Pilar froze, ducking again, pressing herself onto her stomach, lying sideways against the front seats. She could hear voices outside the car—Chita’s and Pepe’s—but couldn’t understand what they were saying. After a long moment during which everything fell and remained silent, she took a risk and lifted her head, looking out past the dashboard.
The parking lot was empty. Chita and Pepe were gone. Chita’s car remained where she’d left it, but of Pilar’s friend, there was no sign.
“Mierda,” Pilar whispered. Had Chita realized she wasn’t in the Toyota and gone to look for her? She’d never seen Elías’s car before and wouldn’t have recognized it in the lot. Or had Pepe summoned her back inside for some reason?
Shit, Pilar thought. She couldn’t be sure if Chita was in trouble or not, but she felt damn certain that Elías was. Why else would Pepe have been in his car?

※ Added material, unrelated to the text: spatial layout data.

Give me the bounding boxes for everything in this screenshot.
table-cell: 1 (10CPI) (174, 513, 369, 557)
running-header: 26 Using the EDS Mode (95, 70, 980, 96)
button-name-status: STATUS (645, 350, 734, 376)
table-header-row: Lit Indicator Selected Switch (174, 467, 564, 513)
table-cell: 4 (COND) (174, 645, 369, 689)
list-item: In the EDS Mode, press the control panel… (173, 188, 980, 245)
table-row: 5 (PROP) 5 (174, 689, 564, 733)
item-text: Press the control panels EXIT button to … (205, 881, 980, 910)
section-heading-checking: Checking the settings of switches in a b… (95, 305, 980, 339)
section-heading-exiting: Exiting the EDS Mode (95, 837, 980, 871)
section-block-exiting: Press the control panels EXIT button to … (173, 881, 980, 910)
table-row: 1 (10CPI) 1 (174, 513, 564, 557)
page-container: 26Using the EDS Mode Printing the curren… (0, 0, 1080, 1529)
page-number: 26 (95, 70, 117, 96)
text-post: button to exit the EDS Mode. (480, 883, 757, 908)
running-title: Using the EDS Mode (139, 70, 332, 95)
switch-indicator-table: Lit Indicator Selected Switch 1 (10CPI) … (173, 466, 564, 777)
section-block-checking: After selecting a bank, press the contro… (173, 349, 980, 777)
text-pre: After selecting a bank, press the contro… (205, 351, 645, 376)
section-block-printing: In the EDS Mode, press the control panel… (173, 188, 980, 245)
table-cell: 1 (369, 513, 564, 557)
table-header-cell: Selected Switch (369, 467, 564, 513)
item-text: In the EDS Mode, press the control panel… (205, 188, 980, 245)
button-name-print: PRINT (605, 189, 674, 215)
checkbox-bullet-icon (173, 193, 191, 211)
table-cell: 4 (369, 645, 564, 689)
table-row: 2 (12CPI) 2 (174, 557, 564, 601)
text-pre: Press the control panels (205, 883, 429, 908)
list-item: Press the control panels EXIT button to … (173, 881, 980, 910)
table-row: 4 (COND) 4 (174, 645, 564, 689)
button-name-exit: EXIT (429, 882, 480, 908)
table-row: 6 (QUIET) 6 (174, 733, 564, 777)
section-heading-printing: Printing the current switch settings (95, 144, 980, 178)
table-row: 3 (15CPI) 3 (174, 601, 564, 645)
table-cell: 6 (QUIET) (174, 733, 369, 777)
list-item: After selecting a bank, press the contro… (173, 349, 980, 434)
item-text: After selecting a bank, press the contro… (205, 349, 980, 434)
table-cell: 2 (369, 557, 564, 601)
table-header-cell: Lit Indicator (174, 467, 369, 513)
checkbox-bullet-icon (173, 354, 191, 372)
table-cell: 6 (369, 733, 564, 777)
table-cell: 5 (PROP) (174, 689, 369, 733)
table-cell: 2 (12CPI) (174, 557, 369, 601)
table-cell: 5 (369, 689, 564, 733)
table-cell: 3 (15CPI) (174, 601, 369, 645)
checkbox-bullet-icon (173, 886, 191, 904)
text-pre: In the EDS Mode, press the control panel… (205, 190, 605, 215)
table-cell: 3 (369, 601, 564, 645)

Although he’d come into Melaza on plenty of occasions, he’d always done so incognito; to her knowledge, he’d never identified himself as a police officer to anyone except for her. She reached for the glove compartment and popped it open, trying to see if Pepe had been rummaging through the contents. Turning in her seat, she leaned over the console and checked the backseat for any signs of the same. To her surprise, when she moved Elías’s jacket out of the way from the seat bench, the odor of blood struck her headlong and strong, having soaked into the upholstery just beneath the folds of the coat.